A report released today indicates the share of mortgage loans with cashout jumped to the highest level in nearly five years. But the report's author projects home equity extractions will plunge next year.
In its second quarter Refinance Review, Freddie Mac found that 74% percent of its owned refinance loans included a cashout component, where the new mortgage was at least 5% higher than the original mortgage. The latest figure is higher than the prior quarter's 64% -- which had been the highest since the fourth quarter 2000 -- and way above 43% a year earlier.
But as cashout activity grew, the share of refinances fell during the latest quarter to 42 percent from 45% in the previous three-month period, Freddie reported.
Total home equity accessed during the second quarter was reported at $59 billion, Freddie said, up 37% from the first quarter's revised total.
Freddie increased its outlook for home equity cashed-out through prime first-lien refinances to $162 billion for the full year, which it expects will plunge to $69 billion in 2006.
"Interest rates on 30-year, fixed-rate mortgages dipped lower in the second quarter," said Freddie chief economist Frank Nothaft in the announcement. "Mortgage borrowers took advantage of these low rates by cashing out some home equity before rates go up as they are expected to in coming quarters."

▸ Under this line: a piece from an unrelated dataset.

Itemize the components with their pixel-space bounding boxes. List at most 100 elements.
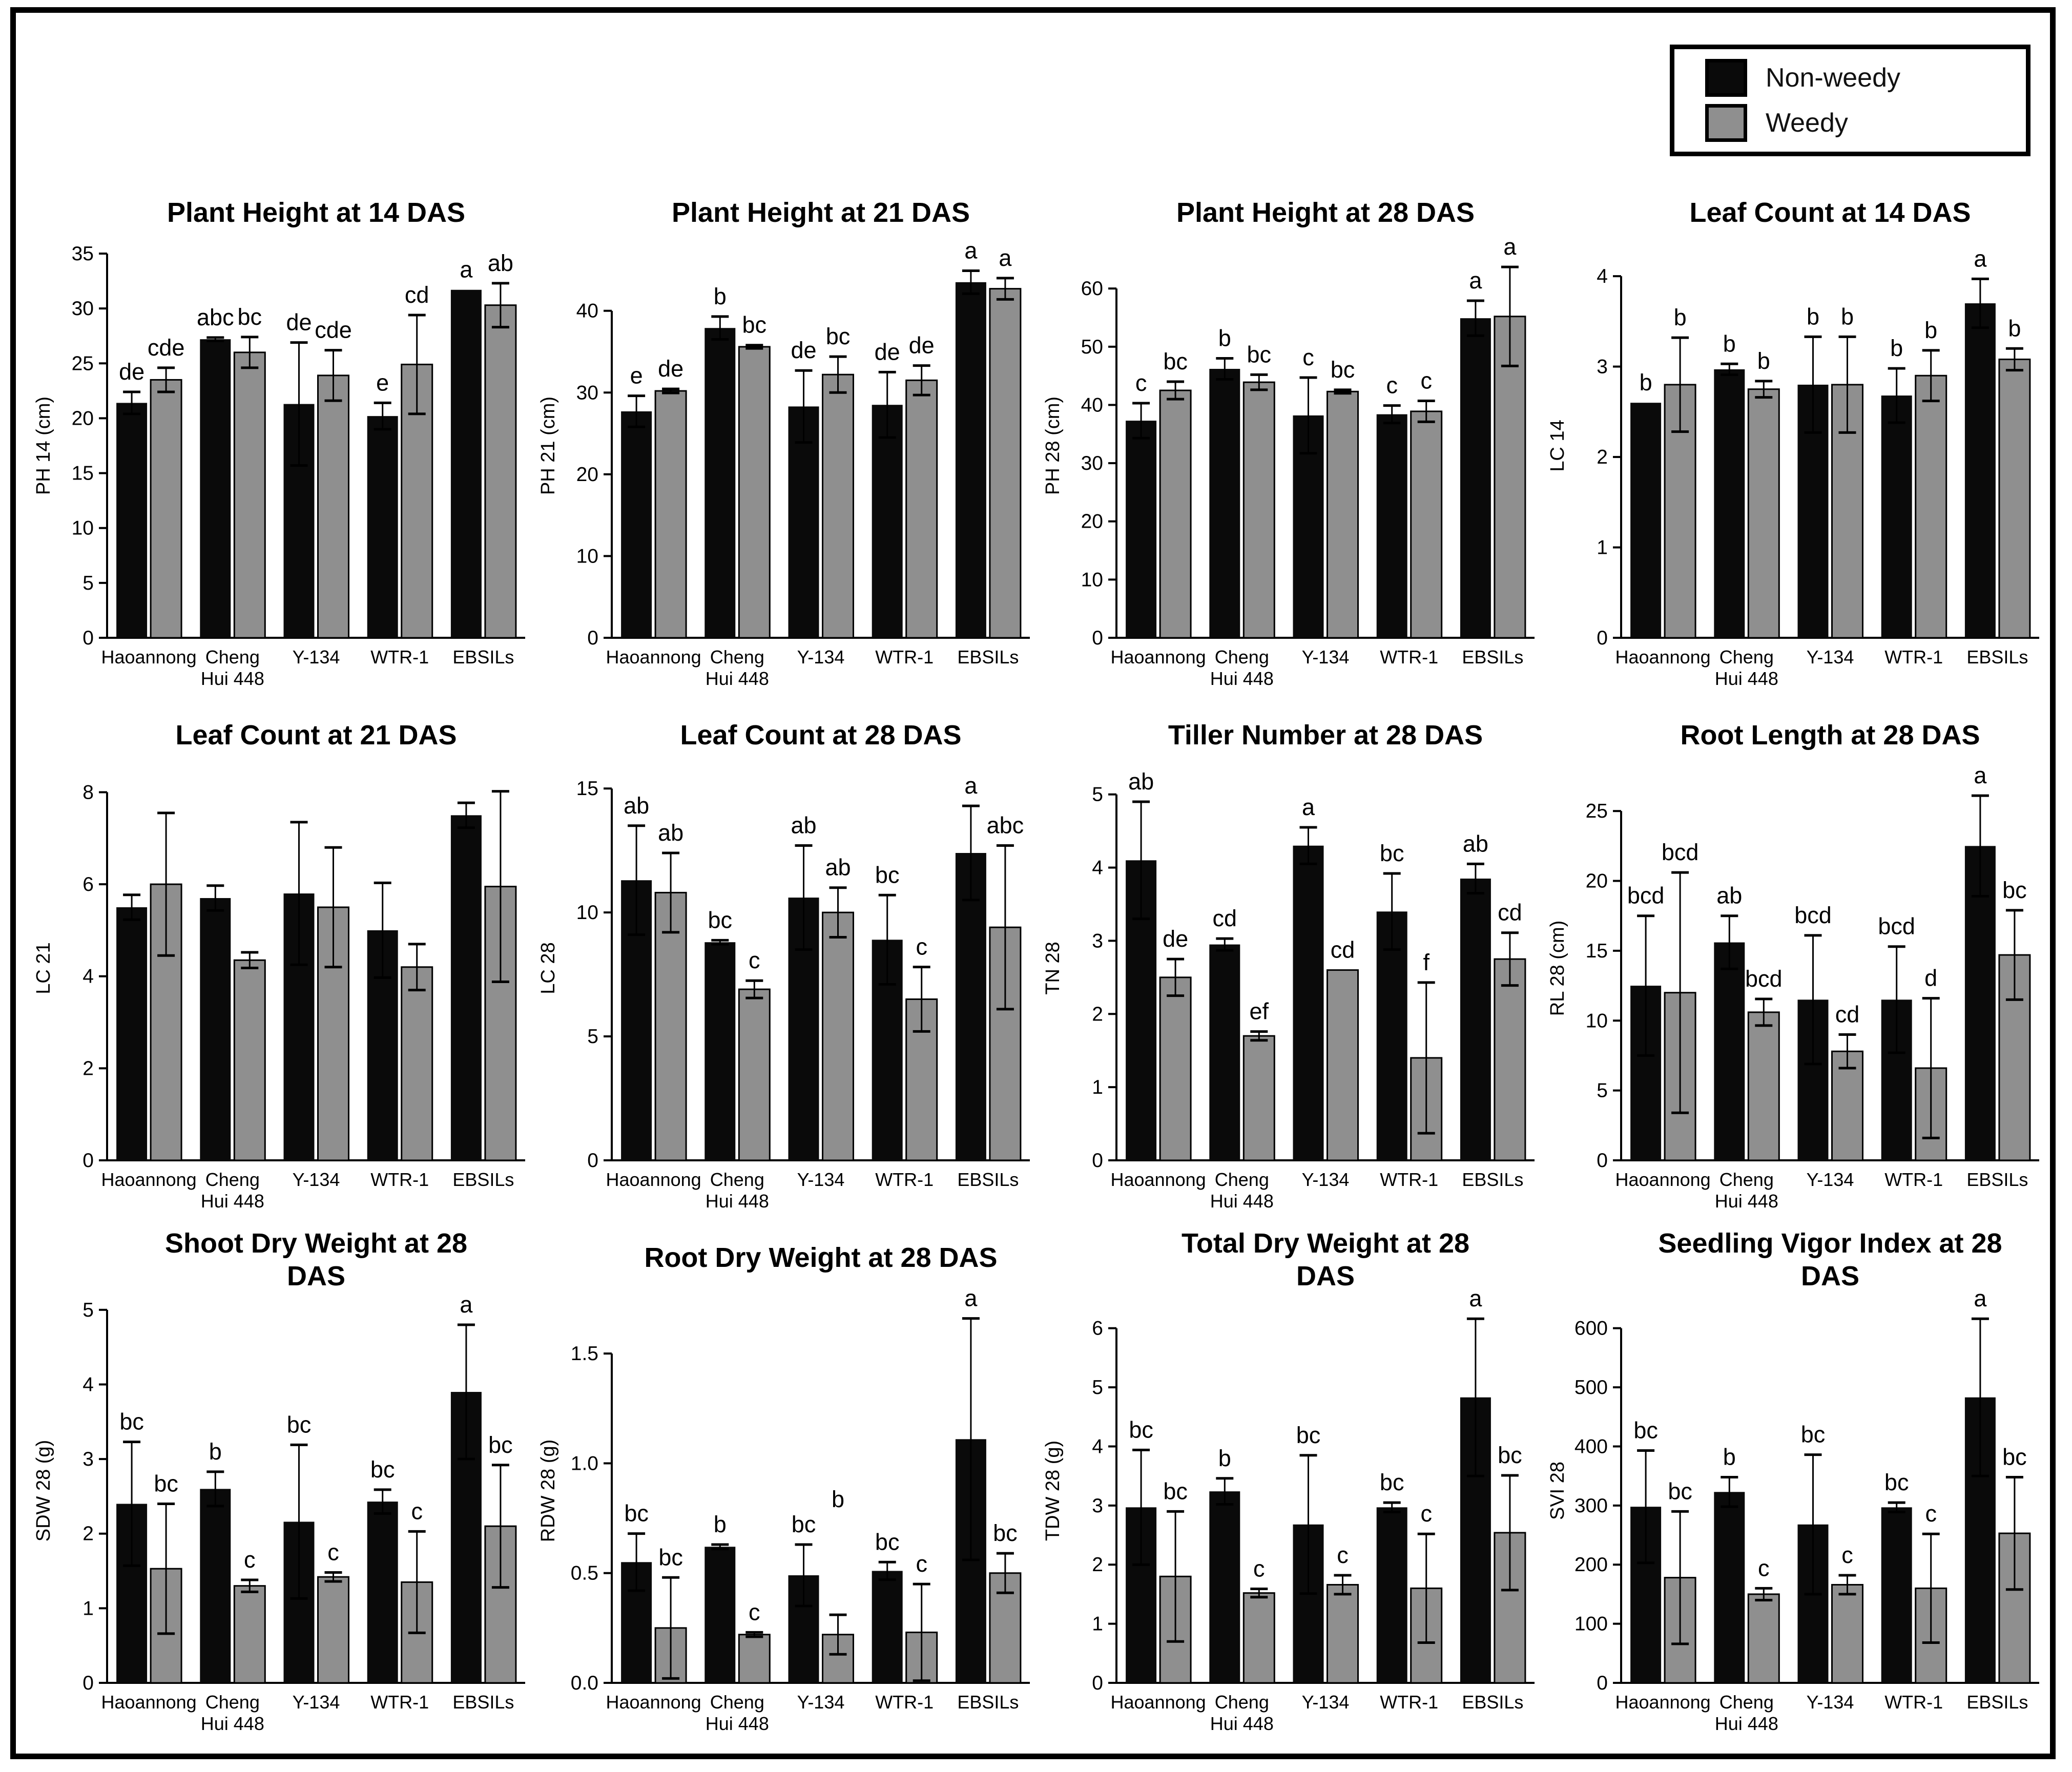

The average thirty-year fixed mortgage rate is expected to end the fourth quarter near 6%, according to Freddie, about 25 basis points higher than the second quarter.
Properties refinanced in the latest period experienced a median house-price appreciation of 23 percent during the time since the original loan was made, up 5% from loans refinanced in the first quarter and 16% higher than in the second quarter last year.
The median age of loans refinanced in the second quarter was 2.6 years, Freddie said, two months older than in the prior three-month period.
Freddie's report is based on properties on which the secondary lender has funded at least two successive loans.